Ovvero come distruggere un film in 10 minuti, quelli finali.
Per i primi 85′ sarebbe stato ok: un buon thriller, ambiguità, pochi personaggi ma buoni (tranne la protagonista, forse), (solito) immenso John Goodman, abuso fastidioso di musiche e effetti sonori, ma vabbè. Originale anche (solo) l’idea del “anche se è un pazzo non è detto che non abbia ragione”. Insomma, la terza via.
Poi c’è il finale che ammazza tutto: il film, il senso del film, il senso del film precedente, il senso del film successivo, il senso della vita.
C’è un momento preciso (anche se le avvisaglie c’erano anche dai minuti precedenti) in cui il film si trasforma da discreto thriller psicologico a Indipendence Day 3: la ragazza in piedi sull’auto, vede per la prima volta la nave-mostrone organico mortale avvicinarsi, scuote appena la testa e spara per la telecamera un You Gotta Be Kidding Me, giusto prima di precipitarsi di sotto a costruire una molotov.
Qualcuno ha detto franchise? Scendo qui, grazie.

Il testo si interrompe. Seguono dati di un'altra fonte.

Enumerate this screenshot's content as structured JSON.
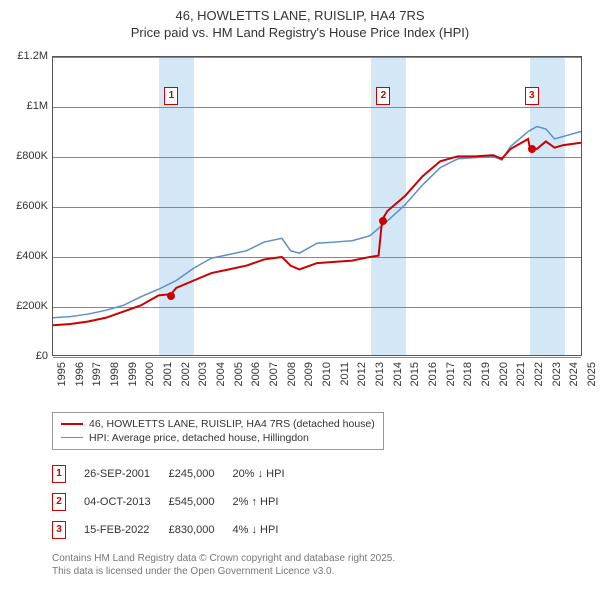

Ripensandoci, l’unico finale plausibile sarebbe stato: Goodman prova davvero a fermarla (magari senza coltellate nel condotto di aerazione che fa tanto slasher, ma tenendo la bella battuta “You have no idea what’s oustide there”), lei riesce nella fuga, per poi trovarsi davvero faccia a faccia col mostro di Cloverfield e fare la stessa fine dei ragazzi dell’altro film. Punto. Sarebbe stato anche più coerente con il precedente, con la meta-idea del mostro, del video, di tante cose. Peccato.